Why aren’t theaters as natural a place to go to talk about and socialize over movies?  Why isn’t there a cafe (a real cafe or coffee shop not the excuse for one at the Metro)?  Why aren’t there tables so a friend and I can chat about the movie we saw last week or want to see tonight?  Why isn’t there a DVD store?  A movie memorabilia store (seriously movie posters would be a natural)?  Why aren’t there small group movie areas where I can meet with some other buffs and watch and critique a film real time? 

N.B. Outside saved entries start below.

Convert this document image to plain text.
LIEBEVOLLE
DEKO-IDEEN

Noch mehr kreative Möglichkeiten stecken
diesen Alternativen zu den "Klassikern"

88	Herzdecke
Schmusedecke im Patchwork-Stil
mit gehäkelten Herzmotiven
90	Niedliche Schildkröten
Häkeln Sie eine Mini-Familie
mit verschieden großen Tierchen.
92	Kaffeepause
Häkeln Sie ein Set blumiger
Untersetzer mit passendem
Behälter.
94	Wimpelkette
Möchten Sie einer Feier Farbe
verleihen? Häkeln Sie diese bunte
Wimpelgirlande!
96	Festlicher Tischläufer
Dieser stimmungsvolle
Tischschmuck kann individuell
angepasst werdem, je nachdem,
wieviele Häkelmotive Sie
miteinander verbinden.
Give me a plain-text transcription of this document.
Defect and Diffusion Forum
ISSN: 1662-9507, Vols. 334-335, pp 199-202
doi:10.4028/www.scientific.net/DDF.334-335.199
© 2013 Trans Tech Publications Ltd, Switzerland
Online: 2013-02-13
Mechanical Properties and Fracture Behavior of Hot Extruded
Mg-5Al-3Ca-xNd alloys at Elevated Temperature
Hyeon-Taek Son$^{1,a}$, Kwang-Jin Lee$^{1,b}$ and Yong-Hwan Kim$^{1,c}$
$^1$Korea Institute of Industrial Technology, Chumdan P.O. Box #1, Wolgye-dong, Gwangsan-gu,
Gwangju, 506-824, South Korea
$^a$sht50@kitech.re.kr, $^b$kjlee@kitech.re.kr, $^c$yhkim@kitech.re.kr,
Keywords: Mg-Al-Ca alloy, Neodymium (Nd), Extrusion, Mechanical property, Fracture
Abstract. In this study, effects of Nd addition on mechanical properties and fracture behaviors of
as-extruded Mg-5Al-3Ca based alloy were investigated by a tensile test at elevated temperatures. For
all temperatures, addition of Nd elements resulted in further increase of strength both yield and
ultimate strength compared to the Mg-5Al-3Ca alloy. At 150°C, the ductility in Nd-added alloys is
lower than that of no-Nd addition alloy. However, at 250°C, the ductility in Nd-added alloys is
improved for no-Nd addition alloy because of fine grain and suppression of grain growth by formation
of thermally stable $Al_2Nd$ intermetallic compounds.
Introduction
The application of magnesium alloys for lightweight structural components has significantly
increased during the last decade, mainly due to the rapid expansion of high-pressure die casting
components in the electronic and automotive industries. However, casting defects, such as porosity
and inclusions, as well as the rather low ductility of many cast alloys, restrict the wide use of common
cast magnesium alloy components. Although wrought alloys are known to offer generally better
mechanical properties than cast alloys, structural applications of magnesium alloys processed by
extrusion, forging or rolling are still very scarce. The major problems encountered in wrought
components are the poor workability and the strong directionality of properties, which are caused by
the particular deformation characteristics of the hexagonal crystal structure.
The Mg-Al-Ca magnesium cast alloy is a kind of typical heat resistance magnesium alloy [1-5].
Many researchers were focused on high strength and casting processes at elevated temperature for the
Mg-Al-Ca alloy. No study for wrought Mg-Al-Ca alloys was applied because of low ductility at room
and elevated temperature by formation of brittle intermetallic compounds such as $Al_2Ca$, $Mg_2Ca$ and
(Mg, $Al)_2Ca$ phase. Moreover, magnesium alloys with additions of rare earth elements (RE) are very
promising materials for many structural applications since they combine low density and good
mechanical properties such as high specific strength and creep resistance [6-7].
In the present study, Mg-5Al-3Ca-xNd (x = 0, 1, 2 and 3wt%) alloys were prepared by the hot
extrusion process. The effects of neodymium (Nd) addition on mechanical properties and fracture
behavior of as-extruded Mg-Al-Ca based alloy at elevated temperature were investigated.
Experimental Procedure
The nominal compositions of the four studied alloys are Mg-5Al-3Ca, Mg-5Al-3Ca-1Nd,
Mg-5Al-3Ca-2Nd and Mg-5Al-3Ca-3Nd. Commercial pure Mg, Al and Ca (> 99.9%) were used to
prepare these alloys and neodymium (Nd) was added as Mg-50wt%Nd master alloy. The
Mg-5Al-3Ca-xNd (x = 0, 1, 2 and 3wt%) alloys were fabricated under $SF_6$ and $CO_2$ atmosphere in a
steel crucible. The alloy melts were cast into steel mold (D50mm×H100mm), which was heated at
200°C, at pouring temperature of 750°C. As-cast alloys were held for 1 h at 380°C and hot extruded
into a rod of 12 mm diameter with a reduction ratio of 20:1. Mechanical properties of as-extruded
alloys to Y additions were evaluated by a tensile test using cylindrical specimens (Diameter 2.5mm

Why do I have to just go to this theater once a year when they just happen to show a movie I want to see – why isn’t there a reason for me to just drop in when I have some time to kill?  Imagine a theater that invited you back for all the ancillary reasons that you like about movies?  Now that would be a great business.  Here’s where Landmark can excel – it’s theaters aren’t cookie cutter.  They are inviting, they are in cultural centers in cities, they show interesting films, but they could be so much more. 

Someone is going to likely put two and two together – movies are social and the places that show them are destinations.  Figuring out how to put the together seems as natural as chocolate and peanut butter.